I don’t know what a nanobot is, but it’s a frightening and fantastic prospect. Another bizarre piece of futurology this week also focused on how technology and human culture will fuse in the coming years: the Orange Future of Football report for 2008 was released. We wondered last week if the Premier League will be playing games in space sometime soon, so it seems we can’t even speculate wildly enough to keep up with the changes to the global game.
Therefore, we should pay attention to what we can look forward to as football fans, according to Orange:
Traditionalists will not like this suggestion. “‘We could have scenarios in the future where no one goes to watch sport live, preferring instead to watch it on television,’ Roy Jones, professor of sports technology at Loughborough University, told the report. They think that “We will watch TV in 3D in pubs, giant screens outside stadiums and eventually in the home, all without the need for funny coloured glasses”, and empty seats in stadia will be filled by “computer-generated characters…to create the impression of full stadiums.”
Yet the report then says stadiums won’t be empty at all; in fact, they’ll be closer to the people than ever. Think that clubs moving out of their traditional homes in city centres into barren suburbs is bad for the game’s connection to the community? Think again, says Orange’s report.
Fans will be able to live in and around football grounds as the ultimate display of loyalty, an honour previously reserved for groundsmen. As clubs move to the suburbs to find the space for bigger grounds, they will look to rejuvenate areas by creating villages complete with retail and residential areas. Residents would never have to leave these mini-communities and would be totally immersed in the club.
A suburban reconstruction of the football club as hub of community-life. Sponsored by Starbucks, presumably.
The interactive stadium
And the stadiums themselves will be transformed experiences. We’ll have mini-monitors to, er, watch the game on TV instead of on the pitch in front of us and to order food without getting up. But, in fact, we will want to get up, as the Report thinks stadium designers will want to encourage standing and singing to avoid the sedentary atmosphere developing at grounds these days — and they’ll do this by decreasing leg room or fitting “vibrating seats which are not very comfortable.”
Alternatively, clubs could just stop making people sit down all the bloody time and build safe standing areas, but that’s not very futuristic, is it?
The mobile stadium
In a further pseudo-retro move, we’ll be able to recreate the freedom standing at matches allowed — letting us choose our viewing angle — by watching at home on a virtual avatar-based representation of the match .
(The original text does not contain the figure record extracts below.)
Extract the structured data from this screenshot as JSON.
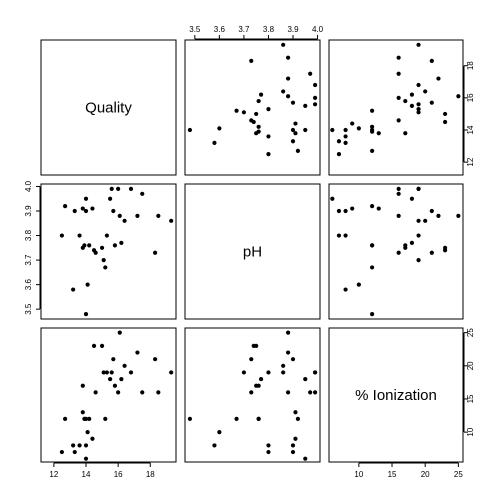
{
  "chart_data": {
    "type": "scatter",
    "variables": [
      {
        "name": "Quality",
        "range": [
          11.2,
          19.6
        ],
        "ticks": [
          12,
          14,
          16,
          18
        ],
        "tick_labels": [
          "12",
          "14",
          "16",
          "18"
        ]
      },
      {
        "name": "pH",
        "range": [
          3.46,
          4.01
        ],
        "ticks": [
          3.5,
          3.6,
          3.7,
          3.8,
          3.9,
          4.0
        ],
        "tick_labels": [
          "3.5",
          "3.6",
          "3.7",
          "3.8",
          "3.9",
          "4.0"
        ]
      },
      {
        "name": "% Ionization",
        "range": [
          5.5,
          25.7
        ],
        "ticks": [
          10,
          15,
          20,
          25
        ],
        "tick_labels": [
          "10",
          "15",
          "20",
          "25"
        ]
      }
    ],
    "observations": {
      "quality": [
        14.0,
        12.5,
        12.7,
        13.2,
        13.3,
        13.6,
        13.8,
        13.8,
        13.9,
        14.0,
        14.0,
        14.1,
        14.2,
        14.4,
        14.5,
        14.6,
        15.0,
        15.1,
        15.2,
        15.3,
        15.5,
        15.6,
        15.7,
        15.8,
        16.0,
        16.1,
        16.2,
        16.4,
        16.8,
        17.2,
        17.5,
        18.3,
        18.5,
        19.3
      ],
      "ph": [
        3.48,
        3.8,
        3.92,
        3.58,
        3.9,
        3.8,
        3.75,
        3.91,
        3.76,
        3.9,
        3.95,
        3.6,
        3.76,
        3.91,
        3.74,
        3.73,
        3.75,
        3.7,
        3.67,
        3.8,
        3.95,
        3.99,
        3.9,
        3.76,
        3.99,
        3.88,
        3.77,
        3.86,
        3.99,
        3.88,
        3.97,
        3.73,
        3.88,
        3.86
      ],
      "ionization": [
        12.0,
        7.0,
        12.0,
        8.0,
        7.0,
        8.0,
        17.0,
        13.0,
        12.0,
        8.0,
        6.0,
        10.0,
        12.0,
        9.0,
        23.0,
        16.0,
        23.0,
        19.0,
        12.0,
        19.0,
        18.0,
        19.0,
        21.0,
        17.0,
        16.0,
        25.0,
        18.0,
        20.0,
        19.0,
        22.0,
        16.0,
        21.0,
        16.0,
        19.0
      ]
    },
    "xlabel": "",
    "ylabel": "",
    "grid": false
  }
}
‘Players could be extracted as different coloured markers from camera footage,’ says Graham Fisher. ‘In
the future it is not impossible that what you’ll be seeing will be an avatar-based representation of the game rather than a video version. From that point of view, you could choose where you were sitting, choose your viewing angles, choose to be in your favourite stand as it used to be when you were allowed to stand.’
If you squint really hard next time you’re at a game, then, you might just be able to get a glimpse of the future.
Continuing this nostalgic theme, the Report then reminds us fans have lost the connection of their club to the community, citing FC United of Manchester, Barcelona and MyFC as examples of interest in supporter ownership that it sees as growing in response to this. “We will see fans increasingly demand to be more involved in the ownership of their clubs or threaten to withdraw their support,” it says.
On that note, it’s interesting that much of this report about the future of technology focuses on recreating the increasingly lost appeal football had in the first place, the experience of standing, singing and supporting your community club as opposed to today’s disconnected, global television audience (this tension is something very well captured by Brian at the Run of Play recently). But is the solution really 3-D representations and computer sprites filling in for actual fans?